Lors du Conseil des ministres du 9 septembre 2009, Michèle Alliot-Marie, garde des Sceaux, a présenté deux projets de loi relatifs au Défenseur des droits, institué par la révision constitutionnelle du 23 juillet 2008* en vue de renforcer les possibilités de recours non juridictionnel dont dispose le citoyen pour assurer la défense de ses droits et libertés.
Un projet de loi organique précise le statut, les missions et les pouvoirs du Défenseur des droits dont la saisine sera gratuite. On y relève que :
- Ses attributions incluront celles aujourd'hui exercées par le Médiateur de la République, le Défenseur des enfants et la Commission nationale de déontologie de la sécurité. Il sera, en outre, associé, à sa demande, aux travaux de la Haute Autorité de lutte contre les discriminations (HALDE) et de la Commission nationale de l'informatique et des libertés (CNIL), l'objectif étant de travailler en «coordination» avec les autres autorités administratives indépendantes (AAI) chargées de la protection des droits et libertés.
- Pour que l'action du Défenseur des droits puisse bénéficier de toutes les compétences utiles pour l'examen des réclamations en matière de déontologie de la sécurité et de protection de l'enfance, il sera assisté de deux collèges composés, chacun, de trois personnalités qualifiées.
- Le Défenseur des droits pourra s'auto-saisir, sous réserve que la personne intéressée ne s'y oppose pas, ou être saisi par la personne s'estimant lésée, dans ses droits et libertés, par le fonctionnement d'une administration. Le demandeur devra cependant avoir, au préalable, effectué des démarches auprès de celle-ci, sauf en matière de protection de l'enfance et de déontologie de la sécurité. Dans ces deux cas également, le Défenseur pourra connaître des agissements de personnes privées. Lorsque seront en cause les droits d'un mineur, outre l'enfant concerné, ses représentants légaux, sa famille, les associations de défense des droits de l'enfant ainsi que les services sociaux et médicaux pourront saisir le Défenseur. En matière de déontologie de la sécurité, les témoins des faits pourront aussi s'adresser à lui. Enfin, les parlementaires auront toujours la possibilité d'adresser des réclamations au Défenseur.

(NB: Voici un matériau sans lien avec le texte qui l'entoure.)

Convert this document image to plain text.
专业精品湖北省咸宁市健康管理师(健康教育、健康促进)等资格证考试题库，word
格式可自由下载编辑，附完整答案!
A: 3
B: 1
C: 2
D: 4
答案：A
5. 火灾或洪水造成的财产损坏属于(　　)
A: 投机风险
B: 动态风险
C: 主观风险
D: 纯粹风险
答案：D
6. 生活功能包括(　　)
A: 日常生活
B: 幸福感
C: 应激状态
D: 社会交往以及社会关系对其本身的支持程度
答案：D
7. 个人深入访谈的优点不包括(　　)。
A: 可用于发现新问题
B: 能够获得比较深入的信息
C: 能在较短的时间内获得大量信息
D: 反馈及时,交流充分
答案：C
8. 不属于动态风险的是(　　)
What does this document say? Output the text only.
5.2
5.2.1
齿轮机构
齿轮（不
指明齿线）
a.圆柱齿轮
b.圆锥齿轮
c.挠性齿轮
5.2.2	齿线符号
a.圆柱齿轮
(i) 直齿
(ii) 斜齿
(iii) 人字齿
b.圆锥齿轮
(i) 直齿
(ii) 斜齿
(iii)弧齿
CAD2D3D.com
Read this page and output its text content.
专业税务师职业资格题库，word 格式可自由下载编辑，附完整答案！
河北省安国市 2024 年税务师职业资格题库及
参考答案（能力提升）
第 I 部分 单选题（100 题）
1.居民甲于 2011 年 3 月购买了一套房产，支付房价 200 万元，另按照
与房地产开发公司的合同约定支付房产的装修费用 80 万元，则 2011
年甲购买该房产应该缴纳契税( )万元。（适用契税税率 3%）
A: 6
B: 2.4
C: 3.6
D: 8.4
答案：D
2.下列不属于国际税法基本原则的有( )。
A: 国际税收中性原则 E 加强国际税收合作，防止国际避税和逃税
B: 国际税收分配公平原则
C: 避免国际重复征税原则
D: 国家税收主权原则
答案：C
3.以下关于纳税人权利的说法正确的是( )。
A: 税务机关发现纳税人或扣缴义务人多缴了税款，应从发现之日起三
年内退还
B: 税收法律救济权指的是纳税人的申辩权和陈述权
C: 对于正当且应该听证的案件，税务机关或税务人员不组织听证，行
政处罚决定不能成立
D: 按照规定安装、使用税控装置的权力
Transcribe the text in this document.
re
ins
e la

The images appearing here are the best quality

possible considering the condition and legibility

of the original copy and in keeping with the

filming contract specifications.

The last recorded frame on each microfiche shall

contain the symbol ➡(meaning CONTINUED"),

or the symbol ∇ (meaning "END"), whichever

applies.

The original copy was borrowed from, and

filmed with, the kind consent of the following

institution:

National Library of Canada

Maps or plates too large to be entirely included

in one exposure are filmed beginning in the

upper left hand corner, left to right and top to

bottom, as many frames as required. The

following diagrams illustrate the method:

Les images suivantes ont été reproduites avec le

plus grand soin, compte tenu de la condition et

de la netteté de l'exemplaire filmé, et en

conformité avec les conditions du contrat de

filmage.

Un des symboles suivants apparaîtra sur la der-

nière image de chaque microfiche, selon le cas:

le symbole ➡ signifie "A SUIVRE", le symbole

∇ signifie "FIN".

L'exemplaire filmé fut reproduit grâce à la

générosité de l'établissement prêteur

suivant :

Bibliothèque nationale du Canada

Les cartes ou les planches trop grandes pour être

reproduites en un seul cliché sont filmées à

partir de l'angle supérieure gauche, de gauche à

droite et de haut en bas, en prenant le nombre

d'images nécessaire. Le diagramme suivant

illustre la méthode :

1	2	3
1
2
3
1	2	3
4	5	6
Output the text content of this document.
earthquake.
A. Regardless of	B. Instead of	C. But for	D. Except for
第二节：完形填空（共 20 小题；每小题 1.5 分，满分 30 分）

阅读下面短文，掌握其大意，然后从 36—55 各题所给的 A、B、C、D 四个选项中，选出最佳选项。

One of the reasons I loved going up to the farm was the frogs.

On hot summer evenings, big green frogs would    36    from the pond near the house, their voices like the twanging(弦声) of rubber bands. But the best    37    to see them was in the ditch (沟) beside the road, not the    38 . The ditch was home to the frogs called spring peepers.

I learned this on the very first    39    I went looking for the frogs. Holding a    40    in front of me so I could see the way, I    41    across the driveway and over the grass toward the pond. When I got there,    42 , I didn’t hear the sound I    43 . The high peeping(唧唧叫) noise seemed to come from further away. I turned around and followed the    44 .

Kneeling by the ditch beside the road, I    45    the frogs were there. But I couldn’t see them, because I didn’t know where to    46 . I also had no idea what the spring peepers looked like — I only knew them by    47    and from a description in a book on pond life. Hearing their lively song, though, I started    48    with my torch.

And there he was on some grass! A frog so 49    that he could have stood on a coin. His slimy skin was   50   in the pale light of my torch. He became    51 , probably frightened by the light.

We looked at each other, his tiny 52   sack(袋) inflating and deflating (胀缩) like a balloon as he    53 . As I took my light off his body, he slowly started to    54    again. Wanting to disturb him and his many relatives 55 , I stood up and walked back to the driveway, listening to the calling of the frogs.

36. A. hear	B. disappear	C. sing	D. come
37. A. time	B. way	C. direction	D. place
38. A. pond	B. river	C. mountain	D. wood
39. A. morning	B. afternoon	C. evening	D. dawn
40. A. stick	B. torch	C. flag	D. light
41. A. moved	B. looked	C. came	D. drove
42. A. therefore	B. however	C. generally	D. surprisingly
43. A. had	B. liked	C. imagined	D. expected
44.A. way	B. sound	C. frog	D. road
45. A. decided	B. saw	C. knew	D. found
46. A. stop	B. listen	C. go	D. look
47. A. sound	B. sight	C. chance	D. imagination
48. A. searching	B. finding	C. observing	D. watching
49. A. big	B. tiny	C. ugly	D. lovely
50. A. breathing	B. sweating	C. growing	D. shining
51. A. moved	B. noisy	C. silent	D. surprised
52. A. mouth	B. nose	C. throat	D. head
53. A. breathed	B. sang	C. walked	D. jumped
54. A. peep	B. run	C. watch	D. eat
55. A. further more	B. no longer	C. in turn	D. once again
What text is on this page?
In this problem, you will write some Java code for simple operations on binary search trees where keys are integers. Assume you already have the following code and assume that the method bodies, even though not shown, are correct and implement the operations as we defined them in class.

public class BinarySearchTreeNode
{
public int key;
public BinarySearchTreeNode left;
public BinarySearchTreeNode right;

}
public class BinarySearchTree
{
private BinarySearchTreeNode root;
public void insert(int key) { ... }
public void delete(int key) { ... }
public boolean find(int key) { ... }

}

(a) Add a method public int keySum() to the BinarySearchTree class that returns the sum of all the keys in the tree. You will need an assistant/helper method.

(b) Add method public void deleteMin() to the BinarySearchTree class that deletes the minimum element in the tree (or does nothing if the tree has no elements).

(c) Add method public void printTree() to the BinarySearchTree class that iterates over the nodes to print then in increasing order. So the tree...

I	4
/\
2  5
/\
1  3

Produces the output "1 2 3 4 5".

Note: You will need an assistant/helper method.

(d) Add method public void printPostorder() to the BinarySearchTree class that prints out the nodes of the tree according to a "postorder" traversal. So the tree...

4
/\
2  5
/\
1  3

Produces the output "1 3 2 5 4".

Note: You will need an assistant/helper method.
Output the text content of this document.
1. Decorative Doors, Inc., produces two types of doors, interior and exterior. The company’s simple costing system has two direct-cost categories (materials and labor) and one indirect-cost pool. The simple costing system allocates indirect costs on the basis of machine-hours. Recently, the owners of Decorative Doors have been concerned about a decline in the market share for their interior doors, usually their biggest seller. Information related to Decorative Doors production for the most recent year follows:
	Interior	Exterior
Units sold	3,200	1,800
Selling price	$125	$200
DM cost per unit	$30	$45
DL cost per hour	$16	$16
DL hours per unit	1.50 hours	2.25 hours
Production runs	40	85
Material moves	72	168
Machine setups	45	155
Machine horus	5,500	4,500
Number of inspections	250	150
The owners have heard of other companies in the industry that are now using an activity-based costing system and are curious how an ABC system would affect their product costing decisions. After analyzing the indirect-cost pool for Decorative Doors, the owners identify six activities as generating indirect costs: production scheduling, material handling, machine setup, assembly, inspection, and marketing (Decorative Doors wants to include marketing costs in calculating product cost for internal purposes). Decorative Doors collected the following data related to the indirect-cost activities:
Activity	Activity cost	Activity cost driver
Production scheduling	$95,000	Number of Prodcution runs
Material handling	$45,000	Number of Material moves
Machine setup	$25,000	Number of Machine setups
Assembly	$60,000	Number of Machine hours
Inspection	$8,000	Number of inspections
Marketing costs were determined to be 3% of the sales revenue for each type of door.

- Le Défenseur des droits bénéficiera de larges pouvoirs d'investigation (vérifications sur place, y compris de manière inopinée) et disposera de pouvoirs accrus comparativement aux institutions qu'il remplacera. Il pourra, ainsi, prononcer une injonction lorsque ses recommandations ne sont pas suivies d'effet, proposer une transaction aux parties en litige, être entendu par toute juridiction (spontanément ou sur demande des juges) ou, encore, saisir le Conseil d'Etat d'une demande d'interprétation d'une loi ou d'un règlement pour "couper court aux difficultés qui proviendraient d'interprétations divergentes des textes".
Un projet de loi ordinaire complète, par ailleurs, le texte organique en prévoyant, notamment, les sanctions pénales dont sera assortie la méconnaissance des dispositions relatives aux pouvoirs d'investigation du Défenseur des droits.
* Art. 71-1 de la Constitution : "Le Défenseur des droits veille au respect des droits et libertés par les administrations de l'État, les collectivités territoriales, les établissements publics, ainsi que par tout organisme investi d'une mission de service public, ou à l'égard duquel la loi organique lui attribue des compétences. Il peut être saisi, dans les conditions prévues par la loi organique, par toute personne s'estimant lésée par le fonctionnement d'un service public ou d'un organisme visé au premier alinéa. Il peut se saisir d'office. La loi organique définit les attributions et les modalités d'intervention du Défenseur des droits. Elle détermine les conditions dans lesquelles il peut être assisté par un collège pour l'exercice de certaines de ses attributions. Le Défenseur des droits est nommé par le Président de la République pour un mandat de six ans non renouvelable, après application de la procédure prévue au dernier alinéa de l'article 13. Ses fonctions sont incompatibles avec celles de membre du Gouvernement et de membre du Parlement. Les autres incompatibilités sont fixées par la loi organique. Le Défenseur des droits rend compte de son activité au Président de la République et au Parlement".